Он покрутил головой.

— Вряд ли! Ты, брат, не был в таких переплетах, как мы с Тихоном.

— Как сказать…

Нельзя, не узнав человека, открываться перед ним. Иван, наверное, понял это. Он умолк, лег рядом с Тихоном, уставился в потолок.

Сидеть в камере и гадать, какую меру наказания готовит тебе враг — расстрел или повешение, занятие невеселое, поэтому я сам стараюсь найти тему для разговора. Меня беспокоит, почему наш третий товарищ, Тихон, за все время не проронил ни звука.

— У него в душе ничего не осталось, кроме ненависти, — пояснил Иван. — Раскален человек добела. Верно, Тиша?

Ласковое «Тиша» не заставило парня даже улыбнуться. Он по-прежнему был хмур, точно осенний вечер.

— Понимаешь, случись со мной такое, и я, наверное, молчал бы до скончания света, — в оправдание друга сказал Иван. — В первый день войны Тиша возвращался на рассвете с дежурства, в это время и начался артиллерийский обстрел пограничного города. Он — назад, в часть. А когда снова прибежал домой, увидел лишь воронку и груду кирпичей. В тот же день, 22 июня, его тяжело ранило, он попал в плен.
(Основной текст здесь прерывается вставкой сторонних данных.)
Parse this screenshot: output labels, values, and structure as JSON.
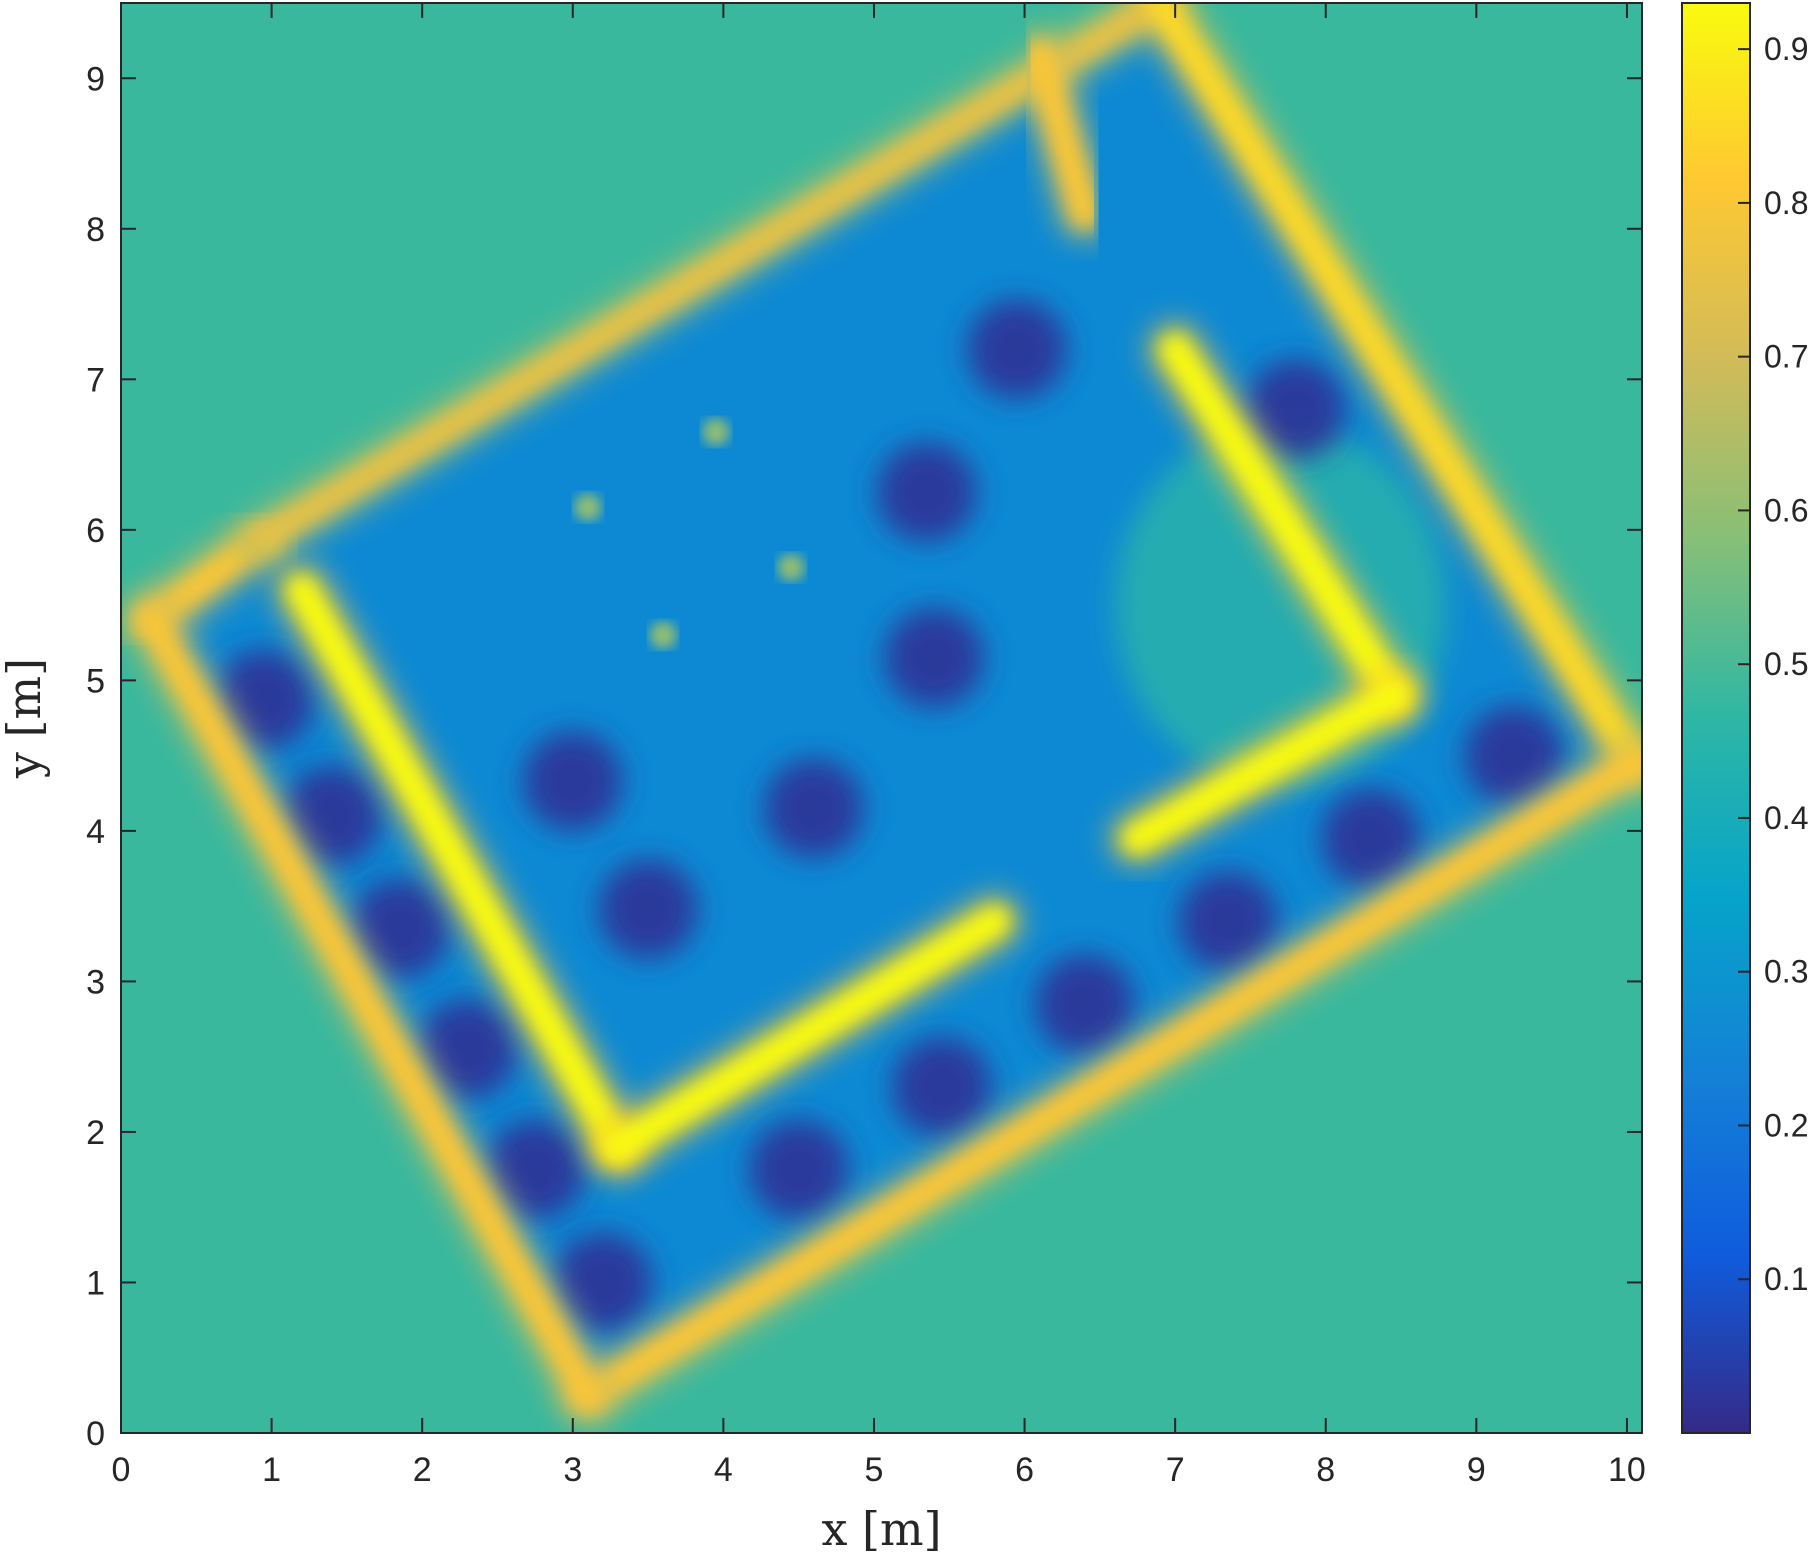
{
  "chart_data": {
    "type": "heatmap",
    "title": "",
    "xlabel": "x [m]",
    "ylabel": "y [m]",
    "xlim": [
      0,
      10.1
    ],
    "ylim": [
      0,
      9.5
    ],
    "x_ticks": [
      0,
      1,
      2,
      3,
      4,
      5,
      6,
      7,
      8,
      9,
      10
    ],
    "y_ticks": [
      0,
      1,
      2,
      3,
      4,
      5,
      6,
      7,
      8,
      9
    ],
    "grid": false,
    "colormap": "parula",
    "colorbar": {
      "range": [
        0,
        0.93
      ],
      "ticks": [
        0.1,
        0.2,
        0.3,
        0.4,
        0.5,
        0.6,
        0.7,
        0.8,
        0.9
      ],
      "stops": [
        "#352a87",
        "#0f5cdd",
        "#1481d6",
        "#06a4ca",
        "#2eb7a4",
        "#87bf77",
        "#d1bb59",
        "#fec832",
        "#f9fb0e"
      ]
    },
    "background_value": 0.48,
    "room_outline": [
      [
        0.2,
        5.4
      ],
      [
        0.95,
        5.95
      ],
      [
        6.9,
        9.5
      ],
      [
        10.05,
        4.45
      ],
      [
        3.1,
        0.25
      ]
    ],
    "interior_value": 0.26,
    "walls": [
      {
        "from": [
          0.2,
          5.4
        ],
        "to": [
          0.95,
          5.95
        ],
        "value": 0.8
      },
      {
        "from": [
          0.95,
          5.95
        ],
        "to": [
          6.9,
          9.5
        ],
        "value": 0.75
      },
      {
        "from": [
          6.9,
          9.5
        ],
        "to": [
          10.05,
          4.45
        ],
        "value": 0.85
      },
      {
        "from": [
          10.05,
          4.45
        ],
        "to": [
          3.1,
          0.25
        ],
        "value": 0.8
      },
      {
        "from": [
          3.1,
          0.25
        ],
        "to": [
          0.2,
          5.4
        ],
        "value": 0.8
      },
      {
        "from": [
          1.2,
          5.6
        ],
        "to": [
          3.3,
          1.9
        ],
        "value": 0.93
      },
      {
        "from": [
          3.3,
          1.9
        ],
        "to": [
          5.8,
          3.4
        ],
        "value": 0.93
      },
      {
        "from": [
          7.0,
          7.2
        ],
        "to": [
          8.45,
          4.9
        ],
        "value": 0.93
      },
      {
        "from": [
          8.45,
          4.9
        ],
        "to": [
          6.75,
          3.95
        ],
        "value": 0.93
      },
      {
        "from": [
          6.4,
          8.1
        ],
        "to": [
          6.1,
          9.15
        ],
        "value": 0.8
      }
    ],
    "low_regions": [
      {
        "x": 0.95,
        "y": 4.87,
        "value": 0.02
      },
      {
        "x": 1.4,
        "y": 4.1,
        "value": 0.02
      },
      {
        "x": 1.85,
        "y": 3.35,
        "value": 0.02
      },
      {
        "x": 2.3,
        "y": 2.55,
        "value": 0.02
      },
      {
        "x": 2.75,
        "y": 1.75,
        "value": 0.02
      },
      {
        "x": 3.2,
        "y": 1.0,
        "value": 0.02
      },
      {
        "x": 3.0,
        "y": 4.33,
        "value": 0.02
      },
      {
        "x": 3.5,
        "y": 3.48,
        "value": 0.02
      },
      {
        "x": 4.6,
        "y": 4.15,
        "value": 0.02
      },
      {
        "x": 5.4,
        "y": 5.15,
        "value": 0.02
      },
      {
        "x": 5.35,
        "y": 6.25,
        "value": 0.02
      },
      {
        "x": 5.95,
        "y": 7.2,
        "value": 0.02
      },
      {
        "x": 4.5,
        "y": 1.75,
        "value": 0.02
      },
      {
        "x": 5.45,
        "y": 2.3,
        "value": 0.02
      },
      {
        "x": 6.4,
        "y": 2.85,
        "value": 0.02
      },
      {
        "x": 7.35,
        "y": 3.4,
        "value": 0.02
      },
      {
        "x": 8.3,
        "y": 3.95,
        "value": 0.02
      },
      {
        "x": 9.25,
        "y": 4.5,
        "value": 0.02
      },
      {
        "x": 7.8,
        "y": 6.8,
        "value": 0.02
      }
    ],
    "bright_spots": [
      {
        "x": 3.95,
        "y": 6.65,
        "value": 0.6
      },
      {
        "x": 3.1,
        "y": 6.15,
        "value": 0.6
      },
      {
        "x": 4.45,
        "y": 5.75,
        "value": 0.6
      },
      {
        "x": 3.6,
        "y": 5.3,
        "value": 0.6
      }
    ],
    "open_region": {
      "x": 7.7,
      "y": 5.5,
      "value": 0.45
    }
  }
}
С тех пор и замкнулся в себе.

— А как свела вас судьба? — поинтересовался я.

Иван стал старательно чертить указательным пальцем по цементу.

— Погляди, тут Одер впадает в Балтийское море, разливается на рукава. В устье много островов — больших и совсем крошечных. Наименований их не знаю. Так вот на одном из них — Пюнемюнде, мы и подружили…

— Что вы там делали?

— Ты, пожалуй, слишком любопытный… — тотчас замолчал Иван.

Французы и поляки, уединившись в угол, о чем-то шептались между собой. Немец шагал по камере. Нам стало жаль его. Иван сказал ему что-то по-немецки. Немец провел рукой по шее.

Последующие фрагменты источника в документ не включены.